KANDAHAR, Afghanistan. February 16th, 2021. The Taliban have published an “open letter” calling on the U.S. to honor her withdrawal date of May 1st, according to the agreement signed in Doha a year ago this month.
The terms from the U.S. side include a departure of all foreign forces, a turning over of military bases to the Afghan government, before the commencement of power sharing/government reformational talks between the Taliban and Kabul.
“The Islamic Emirate of Afghanistan does not interfere in the internal affairs of others, neither does it want to harm others, nor will it allow anyone else to interfere in our own affairs.
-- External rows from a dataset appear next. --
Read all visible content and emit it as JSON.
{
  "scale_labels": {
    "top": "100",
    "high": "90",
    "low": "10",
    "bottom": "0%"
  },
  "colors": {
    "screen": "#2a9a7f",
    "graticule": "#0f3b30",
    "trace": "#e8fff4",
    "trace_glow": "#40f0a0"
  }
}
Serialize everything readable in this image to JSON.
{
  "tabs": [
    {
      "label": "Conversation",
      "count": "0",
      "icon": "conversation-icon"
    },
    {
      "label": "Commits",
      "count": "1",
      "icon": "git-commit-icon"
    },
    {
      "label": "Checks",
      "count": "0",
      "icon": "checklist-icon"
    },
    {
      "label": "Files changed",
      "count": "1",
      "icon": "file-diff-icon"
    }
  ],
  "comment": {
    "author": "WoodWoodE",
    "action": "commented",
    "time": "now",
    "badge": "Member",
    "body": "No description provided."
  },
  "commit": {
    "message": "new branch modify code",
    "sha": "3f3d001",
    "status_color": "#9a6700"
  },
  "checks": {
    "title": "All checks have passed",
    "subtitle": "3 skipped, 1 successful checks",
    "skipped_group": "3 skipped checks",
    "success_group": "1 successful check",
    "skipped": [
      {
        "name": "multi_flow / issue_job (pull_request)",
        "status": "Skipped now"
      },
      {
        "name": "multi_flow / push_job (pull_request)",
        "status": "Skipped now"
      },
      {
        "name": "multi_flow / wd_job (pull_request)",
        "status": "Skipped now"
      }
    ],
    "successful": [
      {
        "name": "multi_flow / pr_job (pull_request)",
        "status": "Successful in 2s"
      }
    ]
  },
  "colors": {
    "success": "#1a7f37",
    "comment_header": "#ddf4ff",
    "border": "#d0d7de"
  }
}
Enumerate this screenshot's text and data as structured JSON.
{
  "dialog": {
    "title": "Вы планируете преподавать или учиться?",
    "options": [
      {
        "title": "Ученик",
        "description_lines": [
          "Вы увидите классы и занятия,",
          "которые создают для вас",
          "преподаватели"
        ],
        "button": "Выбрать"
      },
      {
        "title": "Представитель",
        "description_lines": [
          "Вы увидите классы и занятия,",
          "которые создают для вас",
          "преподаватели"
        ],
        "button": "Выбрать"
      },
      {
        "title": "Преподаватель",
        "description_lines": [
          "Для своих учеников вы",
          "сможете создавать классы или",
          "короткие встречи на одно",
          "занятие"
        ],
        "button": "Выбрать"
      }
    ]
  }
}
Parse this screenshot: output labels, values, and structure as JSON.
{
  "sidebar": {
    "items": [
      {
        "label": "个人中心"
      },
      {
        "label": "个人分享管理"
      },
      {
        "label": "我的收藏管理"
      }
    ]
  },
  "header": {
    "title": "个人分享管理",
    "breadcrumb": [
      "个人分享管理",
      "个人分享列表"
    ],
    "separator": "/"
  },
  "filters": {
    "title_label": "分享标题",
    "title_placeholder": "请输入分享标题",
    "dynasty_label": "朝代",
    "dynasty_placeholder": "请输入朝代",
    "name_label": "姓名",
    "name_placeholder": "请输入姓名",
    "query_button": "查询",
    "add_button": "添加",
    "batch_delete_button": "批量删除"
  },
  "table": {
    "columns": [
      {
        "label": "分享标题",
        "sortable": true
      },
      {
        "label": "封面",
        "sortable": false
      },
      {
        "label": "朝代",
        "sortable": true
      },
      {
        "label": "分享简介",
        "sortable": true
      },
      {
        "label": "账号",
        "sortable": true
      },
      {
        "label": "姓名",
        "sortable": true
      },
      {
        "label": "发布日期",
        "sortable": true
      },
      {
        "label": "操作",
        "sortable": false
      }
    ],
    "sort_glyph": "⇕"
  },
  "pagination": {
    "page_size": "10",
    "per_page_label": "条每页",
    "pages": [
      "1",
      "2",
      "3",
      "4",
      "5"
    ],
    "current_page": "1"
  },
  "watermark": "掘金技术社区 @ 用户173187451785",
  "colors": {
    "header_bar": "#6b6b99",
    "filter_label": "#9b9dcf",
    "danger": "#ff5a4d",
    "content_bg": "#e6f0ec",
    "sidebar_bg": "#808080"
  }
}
Defending our land and people is our legitimate right,” the letter concluded, according to Al Jazeera.
Sent one day before NATO defense leaders were poised to discuss the situation of forces in the country, the letter makes assurances that “ the Afghans themselves can achieve the establishment of an Islamic government and enduring peace and security through intra-Afghan dialogue”.
The Biden Administration has announced that it was “reviewing” the agreement and commitments made by all parties to see if it’s in the national security interest of the U.S., but other voices, from Congressional reports, and NATO, have suggested that the withdrawal timeline will not be met.
Perhaps in response to this apparent, looming reneging, anonymous U.S. military sources have told New York Times reporter Thomas Gibbons-Neff that the Taliban appear to be preparing for a massive offensive into the heart of Kandahar City and Kunduz, two of the largest cities in the country, and major trade arteries into the power center of Kabul.
Another chapter of warfare
According to the sources, the Pentagon has requested additional U.S. soldiers and a commitment of more air support, in preparation for a possible “multipronged attack” should the U.S. decide to stay in the country past May 1st.
News on the situation in the countryside outside of Kandahar and Kunduz is bleak. According to a report from the Special Inspector General for Afghanistan Reconstruction (SIGAR), 200 military checkpoints were abandoned by Afghan police and military forces in December. Military bases were also abandoned, granting the Taliban access to heavy artillery, stockpiles of ammunition, and other military equipment.
Outside of Kunduz, the Afghan Security Forces were harried during the brutal Afghan winter by Taliban drone attacks, and major highways into the city were seized and occupied.
“During an offensive in the fall, the Taliban took swaths of territory and then mostly held their ground despite attempts by the Afghan security forces and U.S. airstrikes to dislodge them,” wrote Gibbons-Neff in the Times.
On the heels of these developments, the first year in the history of the conflict has passed without an American servicemember dying in combat in the country. However the Taliban has vowed attacks will be renewed against the United States and NATO allies if they remain in the country beyond the withdrawal deadline.
Many in Washington, such as former Chair of the Joint Chiefs Gen. Joseph Dunford, author of the Afghanistan Study Group that advised Congress against the May 1st deadline, as well as NATO Gen. Jens Stoltenberg, have espoused the preference for conditions-based approaches for withdrawal. These conditions may well become worse, not better, if the U.S. stays.
If CENTCOM and NATO find that the Taliban are putting up too much fight, there is the chance that a U.S. withdrawal, simply based on a desire for fewer casualties on the ground, would happen on it’s own, and that it could lead to a situation where the U.S. starts renewed warfare, and then abandons the extremely-vulnerable Afghan Security Forces to defeat, allowing the Taliban to take control of the whole country.
Jonathan Schroden, a special operations program director at the Center for Naval Analyses and a senior adviser to the Study Group, told Quincy Institute writers: “The major issue is that the report overestimates the amount of leverage the U.S. actually has, especially when it comes to things like countering corruption in Afghanistan and getting the Taliban to, in some ways, bend to U.S. desires within the structures of the US-Taliban agreement”.
“If you take a view that the U.S. has less leverage than the report assumes, then I think you find yourself in a place of concluding that a unilateral extension of presence, as the report recommends, will likely result in the Taliban walking away from the peace process,” he added.